AFTER PAKISTAN’S independence, Karachi was the national capital for 13 years (1947–60). In 2004, it was the capital of the Province of Sind. With a population of a little over 11 million, Karachi is the 16th largest metropolis of the world. Karachi has a semidesert climate with a summer mean temperature of 80 degrees F (26.7 degrees C). Situated adjacent to the INDUS RIVER delta, it opens up to the ARABIAN SEA; it is not only the largest city of the country but also its largest port. During the British colonial times, it was a medium-sized city; the 1941 population was 435,000. After the partition of colonial India into INDIA and PAKISTAN in 1947, there was a huge migration of Urdu and Gujarati speaking Muslims from India to Karachi, and an exodus of Sindhi- and Gujarati-speaking Hindus from Karachi to India. The Indian migrants in Karachi are called Muhajirs. Such population exchanges made Karachi linguistically heterogeneous, as 66 percent of the city dwellers became Urdu speakers and native Sindhi citizens turned into a minority community, and homogeneous in terms of religion, with over 95 percent Islamic believers.

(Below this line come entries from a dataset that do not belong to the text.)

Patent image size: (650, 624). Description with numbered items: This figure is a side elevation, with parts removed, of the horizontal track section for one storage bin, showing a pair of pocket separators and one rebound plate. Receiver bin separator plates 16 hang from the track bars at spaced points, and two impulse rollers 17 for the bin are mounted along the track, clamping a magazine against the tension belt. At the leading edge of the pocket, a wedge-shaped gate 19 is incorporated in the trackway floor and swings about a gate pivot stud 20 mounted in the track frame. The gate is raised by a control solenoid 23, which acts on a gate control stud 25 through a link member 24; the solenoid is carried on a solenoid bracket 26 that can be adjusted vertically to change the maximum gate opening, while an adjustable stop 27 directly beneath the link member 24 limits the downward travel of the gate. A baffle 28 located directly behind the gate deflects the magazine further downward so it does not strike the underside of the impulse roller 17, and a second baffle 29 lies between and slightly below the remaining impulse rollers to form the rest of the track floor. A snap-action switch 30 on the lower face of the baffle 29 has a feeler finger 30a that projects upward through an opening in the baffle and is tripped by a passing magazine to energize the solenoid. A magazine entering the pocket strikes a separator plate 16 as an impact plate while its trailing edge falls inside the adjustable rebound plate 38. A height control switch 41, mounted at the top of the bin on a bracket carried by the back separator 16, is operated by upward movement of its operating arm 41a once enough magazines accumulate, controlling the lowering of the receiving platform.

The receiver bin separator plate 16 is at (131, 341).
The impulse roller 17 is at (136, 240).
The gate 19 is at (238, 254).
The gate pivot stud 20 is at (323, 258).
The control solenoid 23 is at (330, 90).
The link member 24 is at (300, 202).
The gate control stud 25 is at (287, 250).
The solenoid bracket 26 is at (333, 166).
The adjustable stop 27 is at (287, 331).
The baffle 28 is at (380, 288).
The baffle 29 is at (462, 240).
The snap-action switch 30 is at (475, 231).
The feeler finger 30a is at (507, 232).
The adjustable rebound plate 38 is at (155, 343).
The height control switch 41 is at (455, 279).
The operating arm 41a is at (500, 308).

Moreover, the attraction of Karachi as a thriving industrial city pulled many migrants from the Punjab province of Pakistan, who were also Muslims; they were bilingual, as they spoke both Punjabi and Urdu. During the Afghan War of the 1980s, when Soviets virtually occupied Afghanistan, a large number of Pushtuspeaking Pathans (Pashtuns) came as refugees, creating additional diversity. Many of Pushtu-speaking Pathans returned to their country after 2001. No other South Asian metropolis has so large a nonnative population base as Karachi. In the 1960s, only 16 percent of Karachi’s population was born in the city.
Karachi’s industries, mostly in large, planned industrial estates at the western periphery of the city, include cotton, engineering, leather, and consumer goods. Since the 1980s, development of heavy industries has been prohibited in the city proper because of increased level of air pollution. The center of Karachi has bazaar-type commercial establishments with high density of population. To the east are Civil Lines and the planned military cantonment dating back to 19thcentury colonial times. New rich and upper-middleclass housing is located adjacent to the Civil Lines. The poor live in the central area as well as toward the west near their workplaces.
Ethnic and linguistic rivalry, associated with fertile ground for al Qaeda recruitment and availability of U.S. supplied arms during the 1980s Afghan War, have turned Karachi into a playground of unruly militants. Muhajirs are divided into three warring groups: Muttahinda Qaumi Movement, Muhajir Quami Movement, and Basic Association of Citizens of Karachi. They operate as gangs from their own exclusive territorial strongholds. Apart from the law and order situation, Karachi’s problems include a severe shortage of drinking water, very high growth rate of population because of migration, and proliferation of slum settlements (katchi abadi).